Broken import for Icelandic language data
How to reproduce the behaviour
It looks like importing language data for Icelandic is broken. E.g. to get stop words:
# This works
import spacy.lang.en.stop_words
spacy.lang.en.stop_words.STOP_WORDS
# Syntax error in import statement
import spacy.lang.is.stop_words
spacy.lang.is.stop_words.STOP_WORDS
Error:
>>> import spacy.lang.is.stop_words
File "<stdin>", line 1
import spacy.lang.is.stop_words
^
SyntaxError: invalid syntax
I have yet to test this on Spacy v3.0.
Your Environment
- spaCy version: 2.3.5
- Platform: Linux-5.8.0-53-generic-x86_64-with-glibc2.29
- Python version: 3.8.5
Could this be resolved by referring to the language data directory with the three-letter country code?
spacy/lang/is -> spacy/lang/isl
Thanks for the report! We'll have to find a workaround, indeed.
I'm a little surprised nobody's run into this before!
Another workaround for this case is to use importlib:
import importlib
lang_is = importlib.import_module("spacy.lang.is")
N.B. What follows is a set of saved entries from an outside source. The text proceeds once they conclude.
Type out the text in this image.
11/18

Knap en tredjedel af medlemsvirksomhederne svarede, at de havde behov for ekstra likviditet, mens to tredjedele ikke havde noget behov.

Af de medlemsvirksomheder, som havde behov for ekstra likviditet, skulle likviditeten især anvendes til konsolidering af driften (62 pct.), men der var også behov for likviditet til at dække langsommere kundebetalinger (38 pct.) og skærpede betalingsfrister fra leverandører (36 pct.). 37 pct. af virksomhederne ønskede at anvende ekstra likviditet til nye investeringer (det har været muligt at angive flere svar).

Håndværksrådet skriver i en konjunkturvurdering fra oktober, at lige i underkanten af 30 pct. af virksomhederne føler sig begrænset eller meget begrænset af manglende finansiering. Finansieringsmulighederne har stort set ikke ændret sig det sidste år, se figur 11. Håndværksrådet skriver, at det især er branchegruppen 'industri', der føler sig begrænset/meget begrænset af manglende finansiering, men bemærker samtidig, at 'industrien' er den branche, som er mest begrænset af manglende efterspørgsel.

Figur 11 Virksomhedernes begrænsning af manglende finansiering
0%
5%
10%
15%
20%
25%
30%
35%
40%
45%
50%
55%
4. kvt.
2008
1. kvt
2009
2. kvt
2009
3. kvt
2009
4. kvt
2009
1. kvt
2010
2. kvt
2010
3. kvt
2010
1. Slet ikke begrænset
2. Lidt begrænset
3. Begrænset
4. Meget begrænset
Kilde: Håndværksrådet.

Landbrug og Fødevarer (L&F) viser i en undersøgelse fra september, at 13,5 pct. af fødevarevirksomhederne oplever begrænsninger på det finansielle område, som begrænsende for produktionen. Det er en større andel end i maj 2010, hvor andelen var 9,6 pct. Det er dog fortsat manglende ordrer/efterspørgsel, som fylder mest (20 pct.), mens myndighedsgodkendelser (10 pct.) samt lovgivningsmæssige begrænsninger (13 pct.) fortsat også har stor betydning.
lang_is.stop_words.STOP_WORDS
In my project, I need to fetch stop words of all languages provided by spaCy, so I have to use the importlib way with f-string and did not run into this issue. Using three-letter code for only the Icelandic language (which has a two-letter ISO 639-1 code) would be inconsistent, or spaCy could use three-letter codes for all languages.